The most beautiful place in the world
A family of Tibetans, swollen and plump from thick layers of yak-wool clothing, stare with bemusement from the confines of their stone garden wall. The eldest lady, assuming our direction, points up the hill and mumbles something in Tibetan.
They have small crimson rounds for cheeks from years of biting mountain cold, their skin has the dull sheen of worn leather and their eyes cast a constant look of inquisitiveness. Curious of us no doubt, as we clamber up the dusty path snaking above the modest settlement of sturdy stone and impressive craftsmanship.
Hands on hips and slightly bent over in the glare of the early spring sunshine, we are breathless, from the thin air at 4010m above sea level, and from the phenomenal natural beauty that lays before us. Piercing the horizon is the Tibetan Plateau, the roof of the world.

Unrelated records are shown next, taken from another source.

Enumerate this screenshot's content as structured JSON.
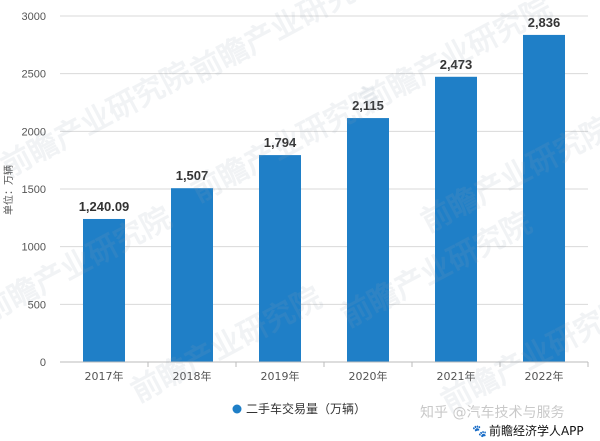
{
  "chart_data": {
    "type": "bar",
    "categories": [
      "2017年",
      "2018年",
      "2019年",
      "2020年",
      "2021年",
      "2022年"
    ],
    "values": [
      1240.09,
      1507,
      1794,
      2115,
      2473,
      2836
    ],
    "value_labels": [
      "1,240.09",
      "1,507",
      "1,794",
      "2,115",
      "2,473",
      "2,836"
    ],
    "ylabel": "单位：万辆",
    "ylim": [
      0,
      3000
    ],
    "yticks": [
      0,
      500,
      1000,
      1500,
      2000,
      2500,
      3000
    ],
    "series": [
      {
        "name": "二手车交易量（万辆）",
        "color": "#1f7fc7"
      }
    ],
    "legend_position": "bottom-center",
    "grid": true
  },
  "watermark": {
    "text": "前瞻产业研究院"
  },
  "footer": {
    "brand": "知乎 @汽车技术与服务",
    "app": "前瞻经济学人APP"
  }
}
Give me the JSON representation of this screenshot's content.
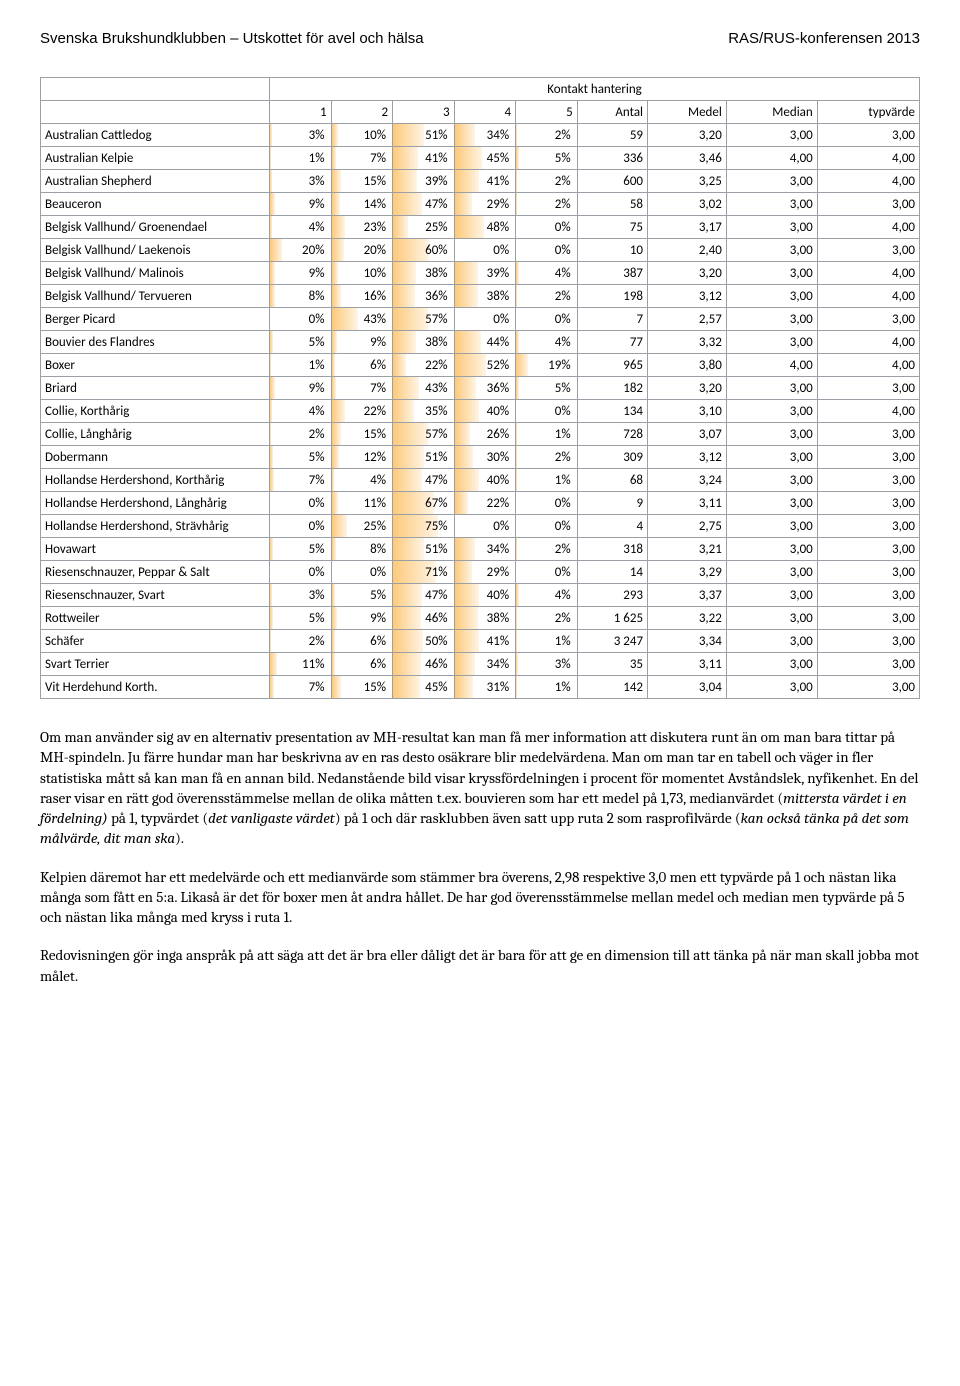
{
  "header": {
    "left": "Svenska Brukshundklubben – Utskottet för avel och hälsa",
    "right": "RAS/RUS-konferensen 2013"
  },
  "table": {
    "title": "Kontakt hantering",
    "columns": [
      "1",
      "2",
      "3",
      "4",
      "5",
      "Antal",
      "Medel",
      "Median",
      "typvärde"
    ],
    "rows": [
      {
        "breed": "Australian Cattledog",
        "p": [
          3,
          10,
          51,
          34,
          2
        ],
        "antal": "59",
        "medel": "3,20",
        "median": "3,00",
        "typ": "3,00"
      },
      {
        "breed": "Australian Kelpie",
        "p": [
          1,
          7,
          41,
          45,
          5
        ],
        "antal": "336",
        "medel": "3,46",
        "median": "4,00",
        "typ": "4,00"
      },
      {
        "breed": "Australian Shepherd",
        "p": [
          3,
          15,
          39,
          41,
          2
        ],
        "antal": "600",
        "medel": "3,25",
        "median": "3,00",
        "typ": "4,00"
      },
      {
        "breed": "Beauceron",
        "p": [
          9,
          14,
          47,
          29,
          2
        ],
        "antal": "58",
        "medel": "3,02",
        "median": "3,00",
        "typ": "3,00"
      },
      {
        "breed": "Belgisk Vallhund/ Groenendael",
        "p": [
          4,
          23,
          25,
          48,
          0
        ],
        "antal": "75",
        "medel": "3,17",
        "median": "3,00",
        "typ": "4,00"
      },
      {
        "breed": "Belgisk Vallhund/ Laekenois",
        "p": [
          20,
          20,
          60,
          0,
          0
        ],
        "antal": "10",
        "medel": "2,40",
        "median": "3,00",
        "typ": "3,00"
      },
      {
        "breed": "Belgisk Vallhund/ Malinois",
        "p": [
          9,
          10,
          38,
          39,
          4
        ],
        "antal": "387",
        "medel": "3,20",
        "median": "3,00",
        "typ": "4,00"
      },
      {
        "breed": "Belgisk Vallhund/ Tervueren",
        "p": [
          8,
          16,
          36,
          38,
          2
        ],
        "antal": "198",
        "medel": "3,12",
        "median": "3,00",
        "typ": "4,00"
      },
      {
        "breed": "Berger Picard",
        "p": [
          0,
          43,
          57,
          0,
          0
        ],
        "antal": "7",
        "medel": "2,57",
        "median": "3,00",
        "typ": "3,00"
      },
      {
        "breed": "Bouvier des Flandres",
        "p": [
          5,
          9,
          38,
          44,
          4
        ],
        "antal": "77",
        "medel": "3,32",
        "median": "3,00",
        "typ": "4,00"
      },
      {
        "breed": "Boxer",
        "p": [
          1,
          6,
          22,
          52,
          19
        ],
        "antal": "965",
        "medel": "3,80",
        "median": "4,00",
        "typ": "4,00"
      },
      {
        "breed": "Briard",
        "p": [
          9,
          7,
          43,
          36,
          5
        ],
        "antal": "182",
        "medel": "3,20",
        "median": "3,00",
        "typ": "3,00"
      },
      {
        "breed": "Collie, Korthårig",
        "p": [
          4,
          22,
          35,
          40,
          0
        ],
        "antal": "134",
        "medel": "3,10",
        "median": "3,00",
        "typ": "4,00"
      },
      {
        "breed": "Collie, Långhårig",
        "p": [
          2,
          15,
          57,
          26,
          1
        ],
        "antal": "728",
        "medel": "3,07",
        "median": "3,00",
        "typ": "3,00"
      },
      {
        "breed": "Dobermann",
        "p": [
          5,
          12,
          51,
          30,
          2
        ],
        "antal": "309",
        "medel": "3,12",
        "median": "3,00",
        "typ": "3,00"
      },
      {
        "breed": "Hollandse Herdershond, Korthårig",
        "p": [
          7,
          4,
          47,
          40,
          1
        ],
        "antal": "68",
        "medel": "3,24",
        "median": "3,00",
        "typ": "3,00"
      },
      {
        "breed": "Hollandse Herdershond, Långhårig",
        "p": [
          0,
          11,
          67,
          22,
          0
        ],
        "antal": "9",
        "medel": "3,11",
        "median": "3,00",
        "typ": "3,00"
      },
      {
        "breed": "Hollandse Herdershond, Strävhårig",
        "p": [
          0,
          25,
          75,
          0,
          0
        ],
        "antal": "4",
        "medel": "2,75",
        "median": "3,00",
        "typ": "3,00"
      },
      {
        "breed": "Hovawart",
        "p": [
          5,
          8,
          51,
          34,
          2
        ],
        "antal": "318",
        "medel": "3,21",
        "median": "3,00",
        "typ": "3,00"
      },
      {
        "breed": "Riesenschnauzer, Peppar & Salt",
        "p": [
          0,
          0,
          71,
          29,
          0
        ],
        "antal": "14",
        "medel": "3,29",
        "median": "3,00",
        "typ": "3,00"
      },
      {
        "breed": "Riesenschnauzer, Svart",
        "p": [
          3,
          5,
          47,
          40,
          4
        ],
        "antal": "293",
        "medel": "3,37",
        "median": "3,00",
        "typ": "3,00"
      },
      {
        "breed": "Rottweiler",
        "p": [
          5,
          9,
          46,
          38,
          2
        ],
        "antal": "1 625",
        "medel": "3,22",
        "median": "3,00",
        "typ": "3,00"
      },
      {
        "breed": "Schäfer",
        "p": [
          2,
          6,
          50,
          41,
          1
        ],
        "antal": "3 247",
        "medel": "3,34",
        "median": "3,00",
        "typ": "3,00"
      },
      {
        "breed": "Svart Terrier",
        "p": [
          11,
          6,
          46,
          34,
          3
        ],
        "antal": "35",
        "medel": "3,11",
        "median": "3,00",
        "typ": "3,00"
      },
      {
        "breed": "Vit Herdehund Korth.",
        "p": [
          7,
          15,
          45,
          31,
          1
        ],
        "antal": "142",
        "medel": "3,04",
        "median": "3,00",
        "typ": "3,00"
      }
    ]
  },
  "paragraphs": {
    "p1a": "Om man använder sig av en alternativ presentation av MH-resultat kan man få mer information att diskutera runt än om man bara tittar på MH-spindeln. Ju färre hundar man har beskrivna av en ras desto osäkrare blir medelvärdena. Man om man tar en tabell och väger in fler statistiska mått så kan man få en annan bild. Nedanstående bild visar kryssfördelningen i procent för momentet Avståndslek, nyfikenhet. En del raser visar en rätt god överensstämmelse mellan de olika måtten t.ex. bouvieren som har ett medel på 1,73, medianvärdet (",
    "p1i1": "mittersta värdet i en fördelning)",
    "p1b": " på 1, typvärdet (",
    "p1i2": "det vanligaste värdet",
    "p1c": ") på 1 och där rasklubben även satt upp ruta 2 som rasprofilvärde (",
    "p1i3": "kan också tänka på det som målvärde, dit man ska",
    "p1d": ").",
    "p2": "Kelpien däremot har ett medelvärde och ett medianvärde som stämmer bra överens, 2,98 respektive 3,0 men ett typvärde på 1 och nästan lika många som fått en 5:a. Likaså är det för boxer men åt andra hållet. De har god överensstämmelse mellan medel och median men typvärde på 5 och nästan lika många med kryss i ruta 1.",
    "p3": "Redovisningen gör inga anspråk på att säga att det är bra eller dåligt det är bara för att ge en dimension till att tänka på när man skall jobba mot målet."
  }
}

It is a strange kind of beauty in the depths of Tibetan Sichuan. Raw and dramatic, with its fearsome grey mountains topped with a delicate halo of snow, they rise so high above the endless grasslands, somehow managing to dwarf the rugged expanse below.
Image by Olivia Toye
As we had wound through the pass to Tagong that morning, the cursive Tibetan script was painted on large smooth boulders along the riverbed. A Buddhist prayer sheet gushing through the valley.
It is an unexplainable feeling to look upon somewhere that is defined by such religious significance, by the perseverance of a traditional culture, by persecution and occupation. Though gone are the days of Genghis Khan’s sword-wielding Mongol armies, the Chinese grip on the homeland of the God King still leaves a thick veil of mystery around the nomads.
Yet in this small Tibetan town in western Sichuan, there is almost no trace of the Chinese. The people are taller and broader. The colours are richer; deep burgundies and burnt oranges replace the brashness of neon red. The gutsy sounds of the Sichuan dialect fade to the melodic rasp of Tibetan, and no one is rushing. It is calm.
We sit outside the monastery watching people come and go, the monks shuffle across the cobbled stone floor from one side of the compound wall to the other, where the large barrel like prayer wheels spin with Buddhist hopes. The matriarchs in their Tibetan dress sit in groups of three or four and chatter, casting a watchful eye on the little ones – nothing but rosy cheeks and grubby little hands poking out from their swaddling.
As the sun comes down on Tagong, the colours intensify in the golden hue; the mountains in all their majesty stand almost in protection of the land beneath them. We have left China behind; the only thing west is the wilderness of the Plateau. We are almost in Tibet.